Si Stéphane Mallarmé pensó que la escritura llegaba a sus límites (el
espacio en blanco como el abismo del texto), creo que ahora deberíamos
plantearnos el problema de cómo es posible recordar y de si, la memoria, como
la entendíamos hasta el siglo XIX, tiene aun sentido. Recordar no es tratar de
recrear muchas veces, sino juntar dispositivos, imágenes y textos que nos
vienen de fuera. Y tal vez nuestro esfuerzo sea cada vez más laxo, nuestra
conciencia más ociosa. La escritura que casi siempre se ha mantenido en
contacto con el insconsciente, con el mundo de los sueños, está mucho más invadida por el mundo de
afuera. Pienso por ejemplo cómo en este momento es casi imposible soñar (el
antropólogo Marc Augé decía que en Europa la gente casi no sueña, es muy raro
que alguien hable de sus sueños), es como si ese espacio, que Freud llamó insconciente se hubiera convertido en
una conciencia colectiva inmediata en la que una persona, sus sentidos, no
pueden alcanzan a poner un orden personal. Estamos habladoAs por otroAs más que
por nuestroas propios sentidos y lenguajes. La presencia exterior es demasiado
fuerte e intensa como para poder dejar que ese espacio interior, llenos de
simbologías y de acomodamientos veloces con la realidad, pueda emerger. Es una
tecnicidad la que funciona, y luego, la perfomance, la actuación, más que el
sentido íntimo de nuestras vidas. Hace unos días le decía a un amigo que para
escribir es necesario dejar que ese espacio emerja, salir de la comunicación,
de lo meramente social (el uso de la palabra que no es lo mismo que el
lenguaje), para internarse en el mundo de los sueños, del desorden de los
sueños y dejar la puerta abierta para que los significantes signifiquen otras cosas.

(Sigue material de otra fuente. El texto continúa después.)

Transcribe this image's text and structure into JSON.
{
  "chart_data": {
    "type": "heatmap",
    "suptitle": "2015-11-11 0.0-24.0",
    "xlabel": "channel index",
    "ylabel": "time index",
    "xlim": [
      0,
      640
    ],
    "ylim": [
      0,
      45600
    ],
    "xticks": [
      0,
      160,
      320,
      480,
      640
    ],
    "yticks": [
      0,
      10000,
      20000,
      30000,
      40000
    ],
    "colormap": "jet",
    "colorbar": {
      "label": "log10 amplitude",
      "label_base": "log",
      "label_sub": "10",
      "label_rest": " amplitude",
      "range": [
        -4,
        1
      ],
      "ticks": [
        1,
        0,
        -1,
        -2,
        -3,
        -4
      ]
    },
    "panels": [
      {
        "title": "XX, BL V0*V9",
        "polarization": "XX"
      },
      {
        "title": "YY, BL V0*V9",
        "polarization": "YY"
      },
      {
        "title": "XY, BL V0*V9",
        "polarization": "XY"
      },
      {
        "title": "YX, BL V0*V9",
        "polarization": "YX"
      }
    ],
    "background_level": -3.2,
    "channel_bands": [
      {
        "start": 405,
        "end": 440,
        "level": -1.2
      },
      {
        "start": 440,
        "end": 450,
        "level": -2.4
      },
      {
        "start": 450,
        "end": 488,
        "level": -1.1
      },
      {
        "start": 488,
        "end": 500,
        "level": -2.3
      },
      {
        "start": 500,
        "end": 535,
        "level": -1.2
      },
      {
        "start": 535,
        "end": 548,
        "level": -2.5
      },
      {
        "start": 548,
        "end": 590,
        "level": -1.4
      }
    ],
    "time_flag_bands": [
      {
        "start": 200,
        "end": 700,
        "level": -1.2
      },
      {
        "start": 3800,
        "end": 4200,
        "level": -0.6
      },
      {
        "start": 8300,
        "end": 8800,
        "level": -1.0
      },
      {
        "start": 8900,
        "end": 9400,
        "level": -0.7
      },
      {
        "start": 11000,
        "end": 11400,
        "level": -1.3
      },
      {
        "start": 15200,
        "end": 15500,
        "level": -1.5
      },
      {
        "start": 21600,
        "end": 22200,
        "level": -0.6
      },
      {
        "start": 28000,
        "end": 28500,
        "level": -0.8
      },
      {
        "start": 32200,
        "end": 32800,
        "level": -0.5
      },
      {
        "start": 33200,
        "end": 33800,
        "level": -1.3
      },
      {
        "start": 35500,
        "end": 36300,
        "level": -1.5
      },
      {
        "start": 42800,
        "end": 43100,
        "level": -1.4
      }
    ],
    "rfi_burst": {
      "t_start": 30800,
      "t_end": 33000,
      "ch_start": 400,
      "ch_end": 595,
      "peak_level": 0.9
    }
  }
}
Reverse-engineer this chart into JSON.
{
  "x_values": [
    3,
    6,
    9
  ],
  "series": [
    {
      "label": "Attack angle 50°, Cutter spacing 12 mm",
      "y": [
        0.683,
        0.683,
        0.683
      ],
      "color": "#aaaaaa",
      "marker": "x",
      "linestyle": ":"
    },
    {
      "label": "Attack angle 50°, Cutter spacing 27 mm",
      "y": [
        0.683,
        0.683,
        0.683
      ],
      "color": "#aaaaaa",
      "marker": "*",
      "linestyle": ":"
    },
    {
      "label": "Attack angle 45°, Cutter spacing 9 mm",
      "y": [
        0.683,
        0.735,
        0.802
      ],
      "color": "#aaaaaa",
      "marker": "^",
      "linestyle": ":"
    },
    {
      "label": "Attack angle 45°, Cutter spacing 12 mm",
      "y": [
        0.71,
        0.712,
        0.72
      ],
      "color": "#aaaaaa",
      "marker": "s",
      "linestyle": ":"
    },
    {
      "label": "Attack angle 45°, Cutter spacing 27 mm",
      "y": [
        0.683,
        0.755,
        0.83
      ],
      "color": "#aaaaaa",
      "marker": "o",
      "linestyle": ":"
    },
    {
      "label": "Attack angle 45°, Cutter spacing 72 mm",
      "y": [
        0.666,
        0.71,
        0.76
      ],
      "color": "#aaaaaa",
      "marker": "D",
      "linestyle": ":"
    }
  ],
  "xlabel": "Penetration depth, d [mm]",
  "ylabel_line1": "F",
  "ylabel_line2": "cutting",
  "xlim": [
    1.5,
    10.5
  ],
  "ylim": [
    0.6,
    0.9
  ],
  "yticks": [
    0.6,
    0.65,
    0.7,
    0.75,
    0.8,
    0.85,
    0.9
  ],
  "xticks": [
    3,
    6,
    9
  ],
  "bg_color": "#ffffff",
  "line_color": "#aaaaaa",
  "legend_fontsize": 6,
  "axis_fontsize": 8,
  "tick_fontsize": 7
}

Creo que esto, ahora, es casi imposible. No hemos vivido nunca una época tan estandarizada
y más alienada que la que vivimos. Y la lucha es feroz, violentísima, contra esa marea formateada, aseptizada que
entrena y somete a las conciencias. El trabajo es casi imposible, es una
botella al mar que casi nadie va a recoger porque no la ve o no tiene tiempo. Estamos
encerradoas en nuestra propia imagen y no logramos salir de ella. !Nuestro pulmón
es artificial!
Ahora, recordar, y tratar de recordar bien, es otra tarea. No sé cómo
se puede hacer ese trabajo sin tomar en cuenta los vacíos de sentido que todo
lenguaje posee, sus diferentes mutaciones, incluso, sus patologías. Es cierto
que hemos vivido hasta ahora con una influencia "positivista" del
lenguaje (al menos en América Latina domina esta idea), y que nos hemos hecho
pocas preguntas sobre su capacidad de reflejar la realidad "tal y como
es", es decir, sobre su alcance semántico. Esto nos viene desde la
religión y la educación que sigue atrapada en las transacciones de poder y los
monopolios en la educación y la información. ¿Qué tenemos que hacer nosotroas como
escritoras en esto? Tal vez seamos las únicas personas en capacidad de
desenmarañar esa larga cadena de servidumbres que crea nuestro lenguaje,
empezando por nosotras, las mujeres. Por ejemplo es difícil imaginar la
despersonalización que produce hablar un "cierto idioma", hablar el
lenguaje de quien domina, reproducir los mismos valores. No tenemos en realidad
lenguaje. En sociedades sometidas y fragmentadas el idioma divide, clasifica
manteniendo las mismas divisiones sociales, los mismos estereotipos, se nutre
de ellos y los convierte en capital simbólico. Es otra economía la del
lenguaje, más perversa, más sutil. Todos estos "usos del lenguaje"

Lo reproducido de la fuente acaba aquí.